You probably can't go into any details, but can you describe the rough approach R-01 is taking? Is it based on some existing paper or something completely new?
He has a white paper (understandably vague) on the site: http://www.simmachines.com/resources/whitePaper.pdf

It does sound interesting. These metric-space based methods usually make poor use of caches at all levels (random access). So while they may indeed access only <10% of objects in the index, they can nevertheless be slower than a simple, cache-happy linear scan (given a simple enough distance function).

I wonder how that last example -- 120M strings in RAM, 5-NN search -- compares against an optimized linear scan?

EDIT: at the end of the white paper there are also several references to the author's academic articles. Apparently the method is based on speeding up sequential scans by compression ("sketches"), so there :)
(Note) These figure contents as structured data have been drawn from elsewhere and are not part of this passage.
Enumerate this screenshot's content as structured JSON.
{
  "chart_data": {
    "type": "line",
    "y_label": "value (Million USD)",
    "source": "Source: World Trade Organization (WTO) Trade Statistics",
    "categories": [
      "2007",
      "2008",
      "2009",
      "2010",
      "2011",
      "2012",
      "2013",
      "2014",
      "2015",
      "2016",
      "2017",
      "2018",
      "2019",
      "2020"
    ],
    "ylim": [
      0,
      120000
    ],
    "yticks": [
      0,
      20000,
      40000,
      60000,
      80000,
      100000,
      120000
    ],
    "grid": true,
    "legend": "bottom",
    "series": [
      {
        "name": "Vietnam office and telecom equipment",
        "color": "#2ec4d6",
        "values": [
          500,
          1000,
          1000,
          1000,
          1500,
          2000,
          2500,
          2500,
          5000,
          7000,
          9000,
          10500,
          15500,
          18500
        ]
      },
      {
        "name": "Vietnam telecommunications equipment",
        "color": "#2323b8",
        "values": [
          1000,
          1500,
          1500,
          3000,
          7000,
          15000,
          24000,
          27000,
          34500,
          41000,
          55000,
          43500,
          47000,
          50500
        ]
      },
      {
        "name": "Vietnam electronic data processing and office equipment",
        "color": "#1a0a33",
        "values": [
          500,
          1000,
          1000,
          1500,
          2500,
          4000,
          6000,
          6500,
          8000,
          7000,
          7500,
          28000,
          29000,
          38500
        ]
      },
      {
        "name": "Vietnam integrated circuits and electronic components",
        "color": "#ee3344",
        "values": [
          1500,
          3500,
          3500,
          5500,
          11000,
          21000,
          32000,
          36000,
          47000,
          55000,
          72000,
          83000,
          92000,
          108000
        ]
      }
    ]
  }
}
I don't understand how this is related to the article. The article has to do with searching spatial data structures, such as you would make for partitioning the space of a large scene in a graphics or mapping application (or game, etc.). Maybe I'm wrong and someone could enlighten me....
It doesn't have to be for spatial data, that's just the easiest way to get N-dimensional data.
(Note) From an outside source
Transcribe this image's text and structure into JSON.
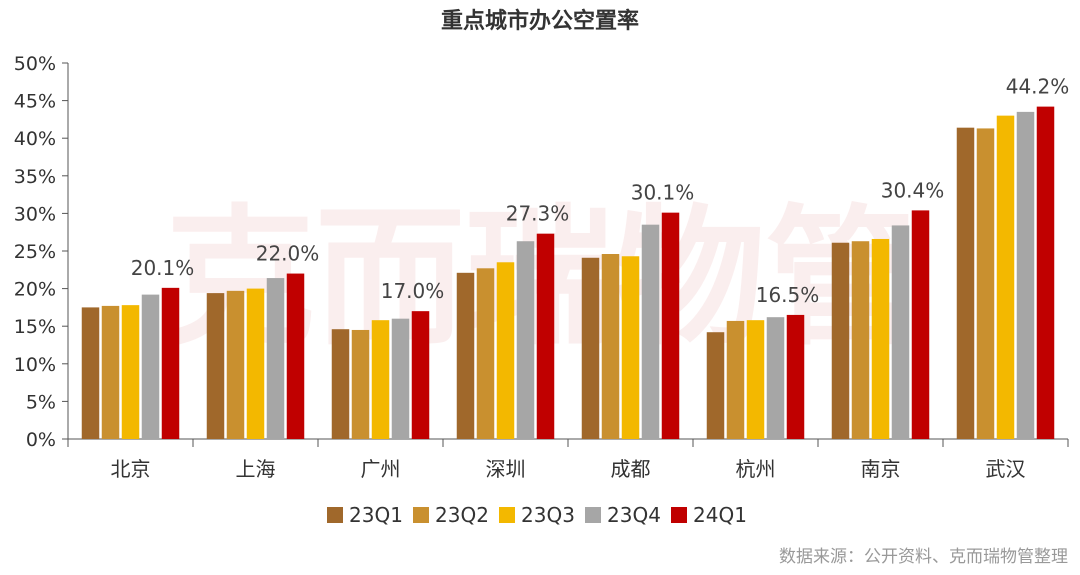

Basically, every variable in your problem becomes a dimension. You could think of grocery shopping as a 10-dimensional problem involving cost, dietary restrictions, nutritional value (we'll say there are 7 for this example) and brand preference. You could potentially use a VP tree to search for all products that fall within a 10-D sphere that encodes your product tolerance.

3D spatial problems are just three dimensions. True you can do that with VP but you can do that with octtree too.

Imagine beyond 3D like clustering of friends or likes or recommendations or all those other N-dimensional data-points and you'll see the overlap.

Right. There are plenty of cases where you ONLY have the distance (or similarity) between two points and don't actually have an n-dimensional point in space.